Lithium Is Cheap — But Is It A Buy?
For months I watched the prices slowly tick higher.
$100… $115… $130… $145…
$30… $40… $50… $60…
And then I gave up… “Forget it. I missed this one.”
These were the prices over the last year of Albemarle (ALB) and Sociedad Química y Minera (SQM), respectively — two of the largest lithium producers in the world during a period when the price of lithium doubled.
Up until this week, I had all but given up on investing in the energy source of future tech as prices had simply run too far too fast. But that all changed over the last few weeks as oversupply concerns dropped lithium stocks down to a level not seen since September…
Last month, Morgan Stanley published a report predicting lithium prices will fall 45% by 2025, as increased supply could outweigh demand. This was just weeks after the Chilean government opened the doors to new competition in the country (Chile is the world’s second-largest lithium producer, behind Australia), which coupled together sent the big players spiraling…

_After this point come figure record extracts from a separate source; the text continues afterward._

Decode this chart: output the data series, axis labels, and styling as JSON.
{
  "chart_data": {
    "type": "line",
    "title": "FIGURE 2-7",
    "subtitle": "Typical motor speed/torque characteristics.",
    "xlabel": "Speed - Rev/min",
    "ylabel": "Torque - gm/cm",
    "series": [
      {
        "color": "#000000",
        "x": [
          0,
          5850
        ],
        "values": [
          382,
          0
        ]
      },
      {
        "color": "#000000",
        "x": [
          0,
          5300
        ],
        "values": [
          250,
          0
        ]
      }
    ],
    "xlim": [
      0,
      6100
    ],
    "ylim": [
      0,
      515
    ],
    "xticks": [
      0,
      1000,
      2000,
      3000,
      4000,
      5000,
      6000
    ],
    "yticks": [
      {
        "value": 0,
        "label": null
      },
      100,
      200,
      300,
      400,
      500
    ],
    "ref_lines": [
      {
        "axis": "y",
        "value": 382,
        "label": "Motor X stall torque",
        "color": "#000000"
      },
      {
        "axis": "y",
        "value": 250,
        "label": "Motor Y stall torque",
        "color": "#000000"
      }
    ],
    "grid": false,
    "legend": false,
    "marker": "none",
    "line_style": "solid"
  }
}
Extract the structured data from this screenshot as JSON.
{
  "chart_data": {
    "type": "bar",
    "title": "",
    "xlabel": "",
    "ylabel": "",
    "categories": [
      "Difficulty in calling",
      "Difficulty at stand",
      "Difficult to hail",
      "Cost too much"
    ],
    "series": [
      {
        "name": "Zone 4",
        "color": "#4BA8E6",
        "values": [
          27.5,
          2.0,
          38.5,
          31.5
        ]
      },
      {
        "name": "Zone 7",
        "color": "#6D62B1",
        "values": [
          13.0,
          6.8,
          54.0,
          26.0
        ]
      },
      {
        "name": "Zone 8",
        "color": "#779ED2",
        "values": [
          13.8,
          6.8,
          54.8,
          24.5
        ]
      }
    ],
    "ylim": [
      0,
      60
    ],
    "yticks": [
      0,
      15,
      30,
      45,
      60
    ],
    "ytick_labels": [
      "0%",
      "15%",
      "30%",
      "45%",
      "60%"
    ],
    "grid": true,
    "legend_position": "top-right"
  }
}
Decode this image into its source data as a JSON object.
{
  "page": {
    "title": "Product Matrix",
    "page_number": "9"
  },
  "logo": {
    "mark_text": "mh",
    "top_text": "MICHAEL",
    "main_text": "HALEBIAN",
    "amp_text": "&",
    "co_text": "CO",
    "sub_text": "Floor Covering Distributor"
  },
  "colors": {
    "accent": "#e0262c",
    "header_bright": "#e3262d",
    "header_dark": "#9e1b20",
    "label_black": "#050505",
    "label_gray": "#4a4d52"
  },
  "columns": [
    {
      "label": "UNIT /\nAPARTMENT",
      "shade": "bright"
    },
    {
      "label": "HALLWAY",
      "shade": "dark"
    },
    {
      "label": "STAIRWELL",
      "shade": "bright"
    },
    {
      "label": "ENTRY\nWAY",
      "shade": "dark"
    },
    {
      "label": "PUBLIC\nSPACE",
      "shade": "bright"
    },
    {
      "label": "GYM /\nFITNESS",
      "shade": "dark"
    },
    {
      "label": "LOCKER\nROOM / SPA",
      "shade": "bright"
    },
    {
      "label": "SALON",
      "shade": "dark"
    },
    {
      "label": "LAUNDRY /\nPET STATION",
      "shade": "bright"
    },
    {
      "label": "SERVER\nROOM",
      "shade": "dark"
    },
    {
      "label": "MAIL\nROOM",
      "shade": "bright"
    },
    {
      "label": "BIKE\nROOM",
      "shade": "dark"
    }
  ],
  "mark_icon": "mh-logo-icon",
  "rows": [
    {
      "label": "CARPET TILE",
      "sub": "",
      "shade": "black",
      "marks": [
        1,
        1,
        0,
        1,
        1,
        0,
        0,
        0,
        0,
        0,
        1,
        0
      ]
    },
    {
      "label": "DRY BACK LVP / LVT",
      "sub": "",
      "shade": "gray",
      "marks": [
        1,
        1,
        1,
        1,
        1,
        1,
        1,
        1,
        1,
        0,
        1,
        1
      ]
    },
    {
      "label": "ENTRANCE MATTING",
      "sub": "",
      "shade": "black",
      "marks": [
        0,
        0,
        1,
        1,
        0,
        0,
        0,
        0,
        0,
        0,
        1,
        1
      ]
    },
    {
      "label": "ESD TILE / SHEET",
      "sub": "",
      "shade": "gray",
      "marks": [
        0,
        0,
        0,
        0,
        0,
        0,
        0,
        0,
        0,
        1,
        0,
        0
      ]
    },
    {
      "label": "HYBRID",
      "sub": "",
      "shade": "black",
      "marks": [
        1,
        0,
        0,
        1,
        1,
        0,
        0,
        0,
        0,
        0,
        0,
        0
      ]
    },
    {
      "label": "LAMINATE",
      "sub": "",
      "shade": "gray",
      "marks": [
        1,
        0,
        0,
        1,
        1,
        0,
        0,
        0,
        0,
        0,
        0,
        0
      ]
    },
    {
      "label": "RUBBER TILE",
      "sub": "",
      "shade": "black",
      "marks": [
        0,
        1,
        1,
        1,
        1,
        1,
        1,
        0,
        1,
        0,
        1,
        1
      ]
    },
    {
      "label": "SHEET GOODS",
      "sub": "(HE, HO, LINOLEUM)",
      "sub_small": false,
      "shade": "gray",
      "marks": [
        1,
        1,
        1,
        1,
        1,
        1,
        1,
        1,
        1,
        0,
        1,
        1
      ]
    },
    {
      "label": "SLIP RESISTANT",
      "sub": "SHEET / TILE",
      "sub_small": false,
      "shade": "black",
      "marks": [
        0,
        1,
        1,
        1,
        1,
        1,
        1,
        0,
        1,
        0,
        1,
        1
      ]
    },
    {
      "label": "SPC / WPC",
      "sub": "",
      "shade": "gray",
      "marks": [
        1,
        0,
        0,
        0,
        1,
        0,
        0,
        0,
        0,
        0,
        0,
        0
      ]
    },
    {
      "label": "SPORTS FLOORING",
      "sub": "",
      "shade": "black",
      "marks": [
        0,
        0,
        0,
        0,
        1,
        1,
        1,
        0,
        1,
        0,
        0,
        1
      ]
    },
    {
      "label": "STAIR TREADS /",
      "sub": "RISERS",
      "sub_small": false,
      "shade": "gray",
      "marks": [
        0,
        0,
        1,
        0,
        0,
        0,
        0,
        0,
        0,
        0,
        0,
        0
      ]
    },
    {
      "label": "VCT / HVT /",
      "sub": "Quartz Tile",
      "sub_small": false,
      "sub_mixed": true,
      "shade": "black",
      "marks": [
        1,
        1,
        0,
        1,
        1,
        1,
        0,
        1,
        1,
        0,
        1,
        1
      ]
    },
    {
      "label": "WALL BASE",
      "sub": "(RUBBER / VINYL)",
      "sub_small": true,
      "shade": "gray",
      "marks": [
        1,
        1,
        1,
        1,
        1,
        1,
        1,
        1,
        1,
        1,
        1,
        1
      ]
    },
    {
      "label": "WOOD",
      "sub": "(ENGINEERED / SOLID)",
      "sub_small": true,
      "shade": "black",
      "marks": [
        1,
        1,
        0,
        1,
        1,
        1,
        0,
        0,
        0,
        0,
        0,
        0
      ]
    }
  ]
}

- Albemarle down 30% from highs
- SQM down 24% from highs
- FMC Corp. down 20% from highs.
If the report is accurate, this sort of fall is rightfully deserved. After all, these companies’ stock prices have gone virtually straight up on lower supply and higher demand expectations.
However, as expected, lithium producer executives are not lying down without a fight, which leads me to believe that prices now could have fallen too far too fast.
Here’s what Ken Brinsden, CEO of Australian miner Pilbara Minerals, said at a mining conference in Florida last week:
I am firmly of the view that everyone, including Morgan Stanley, is grossly underestimating how quickly the market is moving on the demand side.
And here’s Luke Kissam, CEO of Albemarle, during their Q4 conference call (days after the Morgan Stanley report) speaking about demand:
So back during the Investor Day, our models were looking at incremental [lithium] growth over the next five years at about 35,000 metric tons per year. And our new demand models suggest about 70,000 metric tons per year over the next five years on average.
That’s right. The second-largest lithium producer in the world just doubled its demand forecast. And they didn’t stop there.
Here’s Luke’s response later in the call to a supply question from Vincent Andrews, the Morgan Stanley analyst who wrote the negative report:
We believe that the market is going to remain tight… If you’ve read the articles in the press about the automobile-makers and the OEMs trying to go directly to grab lithium, that tells you the automakers believe that the market is going to be tight… So what the supply chain is telling us, what the customers are telling us and what we believe is that this market is going to remain tight for the foreseeable future.
Altogether, it now seems very possible the market fell too far too fast on this seemingly overblown supply-side news — which for us presents a buying opportunity.
Now, keep in mind, when an industry is out of favor, it can stay that way for a long time. And right now the lithium industry is definitely out of favor.
So right now I’d be a buyer of the big lithium producers as long-term investments.
Don’t expect the sentiment to turn overnight. But know that lithium will play a major role in our future, and this “blip” could be your last chance to cash in before you’re like me, saying, “Forget it. I missed this one.”